If a property owner/developer satisfies the vesting requirements of either Section 11-331 or the common law doctrine, they are legally entitled to complete their project under the former zoning. In addition, Section 11-331 or common law does not include a finding relating to impact on neighborhood character.
Is work without proper permits attributed toward a case for vesting? Shouldn't a property owner be denied the opportunity to vest under Section 11-331 if the project is rushed to "beat the clock" of a pending rezoning?
Provided the work completed prior to the enactment of the rezoning was completed pursuant to valid permits and the property owner meets the findings of 11-331, a project will be allowed to vest. In order for work to be attributed toward a case for vesting, that work must have been completed under valid permits.
Process and Public Review
What is the role of community boards and civic groups in the review of BSA applications?
Community Boards and civic groups can be extremely helpful to the Board when testimony and comments speak directly to the findings, including issues or information on neighborhood character and impact, real estate prices, unique conditions, and other development projects in the area.
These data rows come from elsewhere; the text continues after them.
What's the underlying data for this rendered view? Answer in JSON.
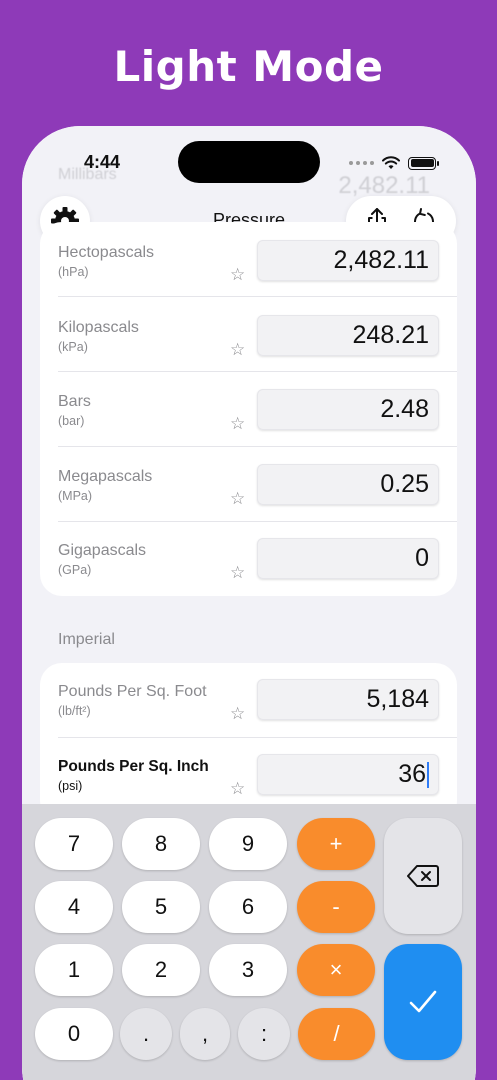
{
  "headline": "Light Mode",
  "status": {
    "time": "4:44"
  },
  "ghost": {
    "label": "Millibars",
    "value": "2,482.11"
  },
  "nav": {
    "title": "Pressure",
    "gear": "gear-icon",
    "share": "share-icon",
    "reset": "reset-icon"
  },
  "metric_rows": [
    {
      "name": "Hectopascals",
      "unit": "(hPa)",
      "value": "2,482.11"
    },
    {
      "name": "Kilopascals",
      "unit": "(kPa)",
      "value": "248.21"
    },
    {
      "name": "Bars",
      "unit": "(bar)",
      "value": "2.48"
    },
    {
      "name": "Megapascals",
      "unit": "(MPa)",
      "value": "0.25"
    },
    {
      "name": "Gigapascals",
      "unit": "(GPa)",
      "value": "0"
    }
  ],
  "imperial": {
    "header": "Imperial",
    "rows": [
      {
        "name": "Pounds Per Sq. Foot",
        "unit": "(lb/ft²)",
        "value": "5,184"
      },
      {
        "name": "Pounds Per Sq. Inch",
        "unit": "(psi)",
        "value": "36"
      }
    ]
  },
  "star_glyph": "☆",
  "keypad": {
    "keys": [
      "7",
      "8",
      "9",
      "+",
      "4",
      "5",
      "6",
      "-",
      "1",
      "2",
      "3",
      "×",
      "0",
      ".",
      ",",
      ":",
      "/"
    ],
    "backspace_icon": "backspace-icon",
    "done_icon": "checkmark-icon"
  },
  "colors": {
    "background": "#8e3ab8",
    "accent_orange": "#f98c2c",
    "accent_blue": "#1f8ef1"
  }
}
The Board often asks for more information, modifications and/or other assurances in response to community concerns. However, there may be times when even the most supported projects are poorly prosecuted at the Board, or do not meet the findings of a variance, or likewise, that some projects have met the thresholds of the law, although there may be some opposition in the neighborhood. The Board’s compass is always the law under which we are authorized to make decisions. The Board is subject to legal challenges, and therefore it is imperative that the Board’s decisions are defensible.
What is the public notification requirement of applications to the Board?
For applications that will be heard on the BZ and SOC calendars (with the exception of applications for the extension of time to complete construction), the Board requires that all applicants provide copies of their applications to the local community board, councilmember, borough president, and the Department of City Planning. These entities are also required to be notified by the applicant of public hearings at least 20 days in advance of the hearing date. Additionally, for applications on the BZ calendar, hearing notices must be sent to property owners within a 400’ radius of the application’s address (the radius is reduced to 200’ for applications that involve one- to three-family homes and special permit applications for lots of less than 40,000 square feet).